Patients with aphasia resulting from right-hemisphere lesions often have less severe permanent language deficits, likely as a consequence of incomplete language lateralization in these individuals (see "Approach to the patient with aphasia", section on 'Cerebral dominance'). While there is some evidence to suggest that left-handed individuals with left-hemisphere stroke and women have less complete lateralization of language dominance than right-handed individuals and men, neither handedness nor sex have consistently been shown to impact recovery from poststroke aphasia [4,15,16,33]. Similarly, increased age has not been consistently shown to influence prognosis [31].

MANAGEMENT — The underlying cause of the aphasia should be treated specifically, whether it is degenerative, vascular, inflammatory, neoplastic, or epileptic (see appropriate topic reviews).

Aphasia resulting from an intraparenchymal mass or hematoma, or from an extra-axial mass or fluid collection, may improve dramatically with removal of the offending mass. In the case of central nervous system (CNS) tumors, treatment of edema with steroids may result in rapid improvement, but worsening of the neoplastic disease is likely to be accompanied by recurrence of aphasia.

Episodes of aphasia resulting from epileptic seizures should resolve with adequate anticonvulsant therapy. The treatment of acquired epileptic aphasia (Landau-Kleffner syndrome) is problematic, and children with this disease may be left with permanent linguistic dysfunction, particularly auditory comprehension defects [34]. (See "Epilepsy syndromes in children", section on 'Developmental and epileptic encephalopathy with spike-wave activation in sleep (DEE-SWAS)'.)

Speech and language therapy — Aphasia may resolve spontaneously, especially when it is caused by a small ischemic lesion, but in most cases, a speech-language pathologist is consulted to assist the patient in recovering linguistic abilities and to train the patient and family members in alternative strategies for communication. The available data from clinical trials offer weak support for this approach, but no single technique has emerged as more effective than others [30,35,36]. Challenges in studying the use of speech and language therapy include the heterogeneity of aphasia syndromes, the wide variety and lack of standardized techniques employed in speech and language therapy, as well as the fact that many patients improve spontaneously [37]. The actual speech-language rehabilitation technique may not matter as much as the actual number of sessions and intensity of therapy.

One review of 10 studies of 864 patients with poststroke aphasia found that intense (in excess of two hours per week) speech and language therapy over a short period of time was more effective than less intense therapy provided over a longer period of time [37,38]. However, a subsequent randomized study in 116 patients found that in the subacute setting, patients who received two hours of therapy per week had similar recoveries compared with those who received five hours of therapy a week [39].

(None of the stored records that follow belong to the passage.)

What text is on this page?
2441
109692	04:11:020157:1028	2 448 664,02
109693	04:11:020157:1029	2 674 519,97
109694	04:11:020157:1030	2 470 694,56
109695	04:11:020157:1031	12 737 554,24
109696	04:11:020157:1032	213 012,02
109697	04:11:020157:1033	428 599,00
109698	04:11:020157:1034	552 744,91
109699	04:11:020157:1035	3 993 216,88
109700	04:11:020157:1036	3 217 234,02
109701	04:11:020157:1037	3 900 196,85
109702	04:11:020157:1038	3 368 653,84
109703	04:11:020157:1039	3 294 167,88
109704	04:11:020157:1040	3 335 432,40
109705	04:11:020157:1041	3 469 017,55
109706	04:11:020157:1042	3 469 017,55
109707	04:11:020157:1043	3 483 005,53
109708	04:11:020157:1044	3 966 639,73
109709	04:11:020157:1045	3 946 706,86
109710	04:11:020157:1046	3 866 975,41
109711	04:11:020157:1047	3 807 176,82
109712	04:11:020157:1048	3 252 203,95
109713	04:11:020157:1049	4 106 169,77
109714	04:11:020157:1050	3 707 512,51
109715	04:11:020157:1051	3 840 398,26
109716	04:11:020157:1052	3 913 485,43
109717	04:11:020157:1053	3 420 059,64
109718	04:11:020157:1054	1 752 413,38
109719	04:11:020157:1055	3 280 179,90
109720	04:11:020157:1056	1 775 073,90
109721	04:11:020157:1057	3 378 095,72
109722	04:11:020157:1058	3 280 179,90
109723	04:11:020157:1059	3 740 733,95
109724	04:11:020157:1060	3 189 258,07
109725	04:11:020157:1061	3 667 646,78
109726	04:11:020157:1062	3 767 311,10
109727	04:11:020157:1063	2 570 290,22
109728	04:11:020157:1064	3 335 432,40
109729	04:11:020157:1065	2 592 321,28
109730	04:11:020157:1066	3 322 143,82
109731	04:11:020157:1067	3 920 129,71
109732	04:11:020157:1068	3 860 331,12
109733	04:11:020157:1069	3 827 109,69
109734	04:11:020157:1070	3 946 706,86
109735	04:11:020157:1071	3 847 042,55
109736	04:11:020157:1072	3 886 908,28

Study results have also differed as to whether similar or disparate benefits are expected from professional therapists versus community-based programs or trained family members [39,40]. While some have found that language therapy works best when administered early after stroke, others have found that, after adjusting for the effects of early spontaneous recovery, similar gains can be attained when speech therapy is administered in more chronic stages [37,41,42].

Newer language therapy techniques that are being studied include the use of computer-assisted techniques, as well as so-called constraint-induced aphasia therapy (CIAT; high-intensity therapy that restricts the use of nonverbal communication) [43-46]. In one study of 27 patients with chronic poststroke aphasia, CIAT produced benefits both when used alone and when combined with memantine (see 'Pharmacologic approaches' below) [47]. Developments are also being made in the application of augmentative and alternative communication devices. The recent development of smartphones, tablet computers, and similar devices has led to the availability of downloadable applications for therapy and communication.

Pharmacologic approaches — The rationale behind pharmacologic treatment of aphasia involves replacing depleted neurotransmitters, enhancing neuroplasticity, and improving cerebral blood flow [22]. No pharmacologic intervention has been proven to result unequivocally in long-term benefit [48]. Examples of clinical trials of medications in patients with poststroke aphasia include the following:

Bromocriptine was studied in a randomized, double-blind trial in 38 patients with a poststroke nonfluent aphasia [14]. After 16 weeks of treatment, there was no difference in the recovery of language function between active and placebo-treated groups. This negative result was concurrent with the results of a previous randomized study [49].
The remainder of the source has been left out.